Like to see yourself as others see you? Don’t bother looking in the mirror – look at your children: they’re more like you every day. But be warned – there’s pain as well as pleasure in seeing yourself in your children. Although it’s heart-warming to see your best side, it can be horrifying to see the side you’d rather hide.
The good news, though, is that psychologists now tell us that environmental influences play as big a part in character forming as hereditary factors – maybe more so. Which means, mercifully, that children aren’t stuck for life with Dad’s and Mum’s personal imperfections.
Children are great copycats. Quick to mimic their elders, they watch, and then they copy, which can be more than a bit embarassing. Unconscious of what they’re doing, they’ve a way of getting through to adults without really trying, and in doing so, sometimes show us our true selves.
When Jesus rode into Jerusalem on a donkey, He was fulfilling a well-known prophecy. The people welcomed their king, just as Zechariah had prophesied they would. They shouted “Hosanna!” and spread clothing and palm branches in His path.
But later, after Jesus had cleansed the temple of the profiteering merchants and money-changers, the children did inside the temple what their parents had done out on the road: they shouted “Hosanna to the Son of David!” The priests and scribes were indignant – “Do you hear what these children are saying?” they asked, testily. We know that Jesus had listened.
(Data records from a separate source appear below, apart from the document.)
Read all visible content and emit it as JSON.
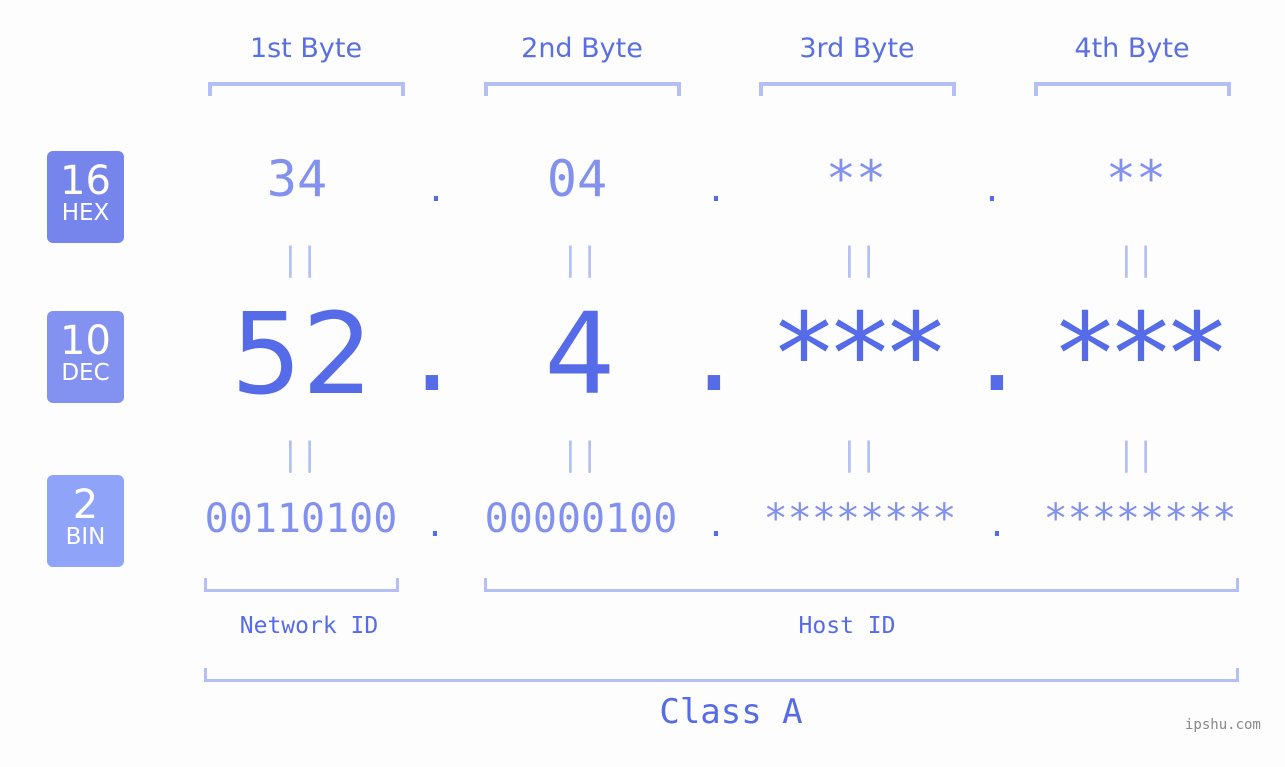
{
  "bytes": [
    {
      "title": "1st Byte",
      "hex": "34",
      "dec": "52",
      "bin": "00110100"
    },
    {
      "title": "2nd Byte",
      "hex": "04",
      "dec": "4",
      "bin": "00000100"
    },
    {
      "title": "3rd Byte",
      "hex": "**",
      "dec": "***",
      "bin": "********"
    },
    {
      "title": "4th Byte",
      "hex": "**",
      "dec": "***",
      "bin": "********"
    }
  ],
  "badges": {
    "hex": {
      "num": "16",
      "label": "HEX"
    },
    "dec": {
      "num": "10",
      "label": "DEC"
    },
    "bin": {
      "num": "2",
      "label": "BIN"
    }
  },
  "separator": ".",
  "equals": "||",
  "network_label": "Network ID",
  "host_label": "Host ID",
  "class_label": "Class A",
  "watermark": "ipshu.com",
  "colors": {
    "accent": "#566be8",
    "light_accent": "#8391ee",
    "bracket": "#b4bff5",
    "hex_badge": "#7585ec",
    "dec_badge": "#8391f0",
    "bin_badge": "#8fa4f8"
  }
}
“Have you never read, ‘Out of the mouth of babes and nursing infants You have perfected praise.'”? This scripture silenced them, just as the psalmist had prophesied it would. (Psalm 8:2)
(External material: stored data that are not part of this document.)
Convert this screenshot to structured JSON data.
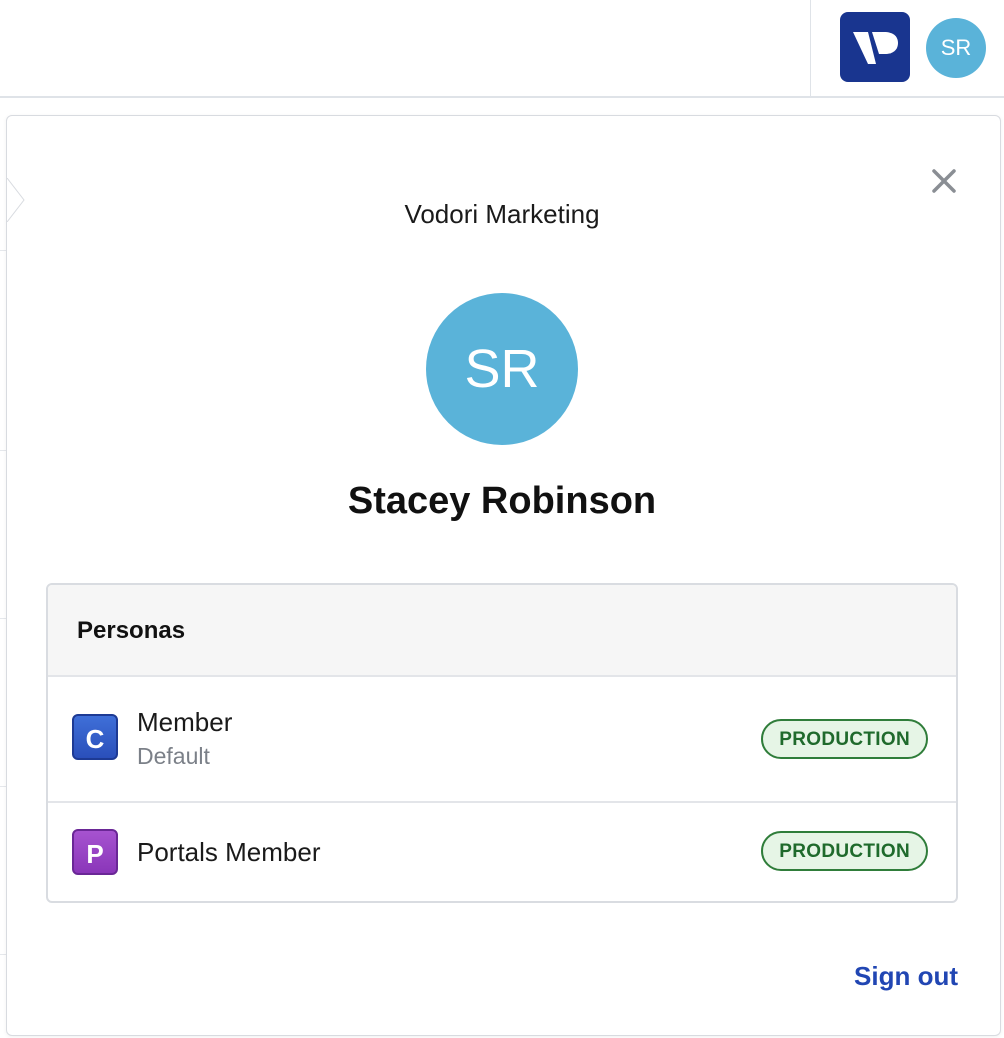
{
  "header": {
    "logo_icon": "vodori-logo-icon",
    "avatar_initials": "SR",
    "avatar_color": "#5ab3d9",
    "logo_color": "#19358f"
  },
  "profile_popover": {
    "org_name": "Vodori Marketing",
    "avatar_initials": "SR",
    "user_name": "Stacey Robinson",
    "close_icon": "close-icon",
    "personas": {
      "title": "Personas",
      "items": [
        {
          "badge_letter": "C",
          "badge_color": "#2f58c8",
          "name": "Member",
          "subtitle": "Default",
          "environment": "PRODUCTION"
        },
        {
          "badge_letter": "P",
          "badge_color": "#9a44c6",
          "name": "Portals Member",
          "subtitle": "",
          "environment": "PRODUCTION"
        }
      ]
    },
    "sign_out_label": "Sign out",
    "sign_out_color": "#2146b3",
    "environment_tag_color": "#2f7d3a"
  }
}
Which certainly shows that none of us have to be perfect in order to say or do something perfectly. Spontaneous praise does not require spiritual maturity. Otherwise, the children’s praise in the temple would have been dismissed by the Lord as merely childish behaviour.
In fact their uninhibited expressions of welcome and joy demonstrated just how unnatural it is for humans to remain silent in the presence of Divine Majesty. When God’s human creation is silent in his presence, even the stones cry out! (Luke 19:37) Those who refused to participate in welcoming Jesus were soon to witness the end of praise and worship as they had known it, when worship “in spirit and in truth” replaced religion. Their opposition accomplished nothing. “Look”, they cried forlornly, “the world has gone after him!” (John 12:19)
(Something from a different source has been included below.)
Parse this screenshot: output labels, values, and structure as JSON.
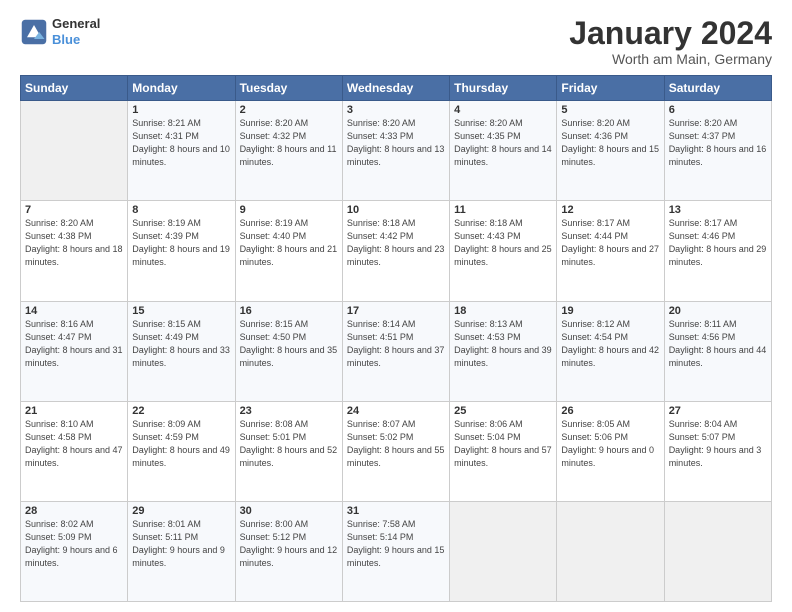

All of which underlines the importance of the Apostle Paul’s exhortation to the Ephesians to “be imitators of God as dear children…” (Ephesians 5:1) The Greek word translated “imitators” (“followers”, KJV), makes it clear that we are to “mimic” our heavenly Father’s kind, loving, forgiving nature, in the same way that children copy their parent’s behaviour – as the children did in the temple. It would not have entered the minds of the adults that the hosannas they shouted out on the road would later be echoed by their children in the hallowed precincts of the temple. But that’s the way it is with children!
So let your little “angels” run free! They’ll find their way into places that have long lost sight of joyous, exhuberant, uninhibited exclamations of praise to the Lord. But before your children do what comes naturally to them, you need to be the very model of an uninhibited praiser yourself. Like the children who saw their elders shouting praises outside Jerusalem, and then imitated them in the temple, your sons and daughters need to see you do it first! What you do spontaneously, they’ll do naturally.
“Hosanna to the Son of David!” Once you begin praising the Lord, and your children get into the spirit of it, you never know where it might end!